Berat sekali rasanya Ana untuk mengikuti perintah, nyai Ainun selama di pondok, apa lagi saat ia menyuruh Ana mencuci semua selimut milik semua anak santri. Jika Ana lupa atau pun tidak sempat mengangkat jemuran di kala hujan, Ana harus menerima hukumnya yaitu tidur tanpa selimut.
Hanya beralasan lantai dan dinginnya malam. Nyai Ainun orangnya tegas semua omongannya tidak boleh dibantah. Hal itu membuat semua penghuni pondok pesantren merasa takut.
Selesai salat Maghrib, kami semua berkumpul di ruang tengah tepatnya dekat asrama putri. Karena ada hal penting yang akan, nyai Ainun bicarakan.
"Kalian semua tinggal di sini, bebas melakukan kesukaan kalian, asal yang positif!" suara, Ainun memecah keheningan.
"Tidak ada acara minggat-minggatan lagi, faham!" Ainun menegaskan kata minggat sambil melirik, tika.
"Faham, Nyai!" Kami menjawab kompak.
***
Tidak terasa sudah sebulan Ana tinggal di pondok, Ibu. Ana sudah mulai rindu dengan keluarganya, karena jika di rumah ia akan selalu punya banyak cerita untuk berbagi bersama adik-adiknya.

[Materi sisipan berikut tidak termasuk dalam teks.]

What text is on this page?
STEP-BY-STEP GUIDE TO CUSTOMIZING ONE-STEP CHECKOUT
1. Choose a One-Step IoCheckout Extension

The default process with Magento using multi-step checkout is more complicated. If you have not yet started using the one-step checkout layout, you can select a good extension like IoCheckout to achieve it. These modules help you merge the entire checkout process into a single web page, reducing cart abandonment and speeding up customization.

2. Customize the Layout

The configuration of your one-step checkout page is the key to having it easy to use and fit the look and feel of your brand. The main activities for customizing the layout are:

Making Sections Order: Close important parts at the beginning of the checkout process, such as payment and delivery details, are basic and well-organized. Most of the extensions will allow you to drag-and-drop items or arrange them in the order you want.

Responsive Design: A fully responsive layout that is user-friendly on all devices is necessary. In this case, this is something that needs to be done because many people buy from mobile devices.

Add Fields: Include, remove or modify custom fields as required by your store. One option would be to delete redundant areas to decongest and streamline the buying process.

Tidak terasa air mata menetes, Ana sangat rindu dengan suasana di rumah.
"Yasa ...!'' Ana memanggil, Yasa. Tapi dia tidak mendengar, karena dia sedang sibuk membaca.
"Yasa ...," Dia tetap diam, kuulangi lagi kali ini lebih keras.
"Yasaaaaa ...! Budek amat sih!" emosi nih udahan.
"Apa sih, Dek. Ganggu orang aja!" jawabnya sewot.
"Lagi ngapain, Yasa?" Ana merendahkan nada bicaranya agar, Yasa mau menyimpan bukunya dan mengobrol dengannya.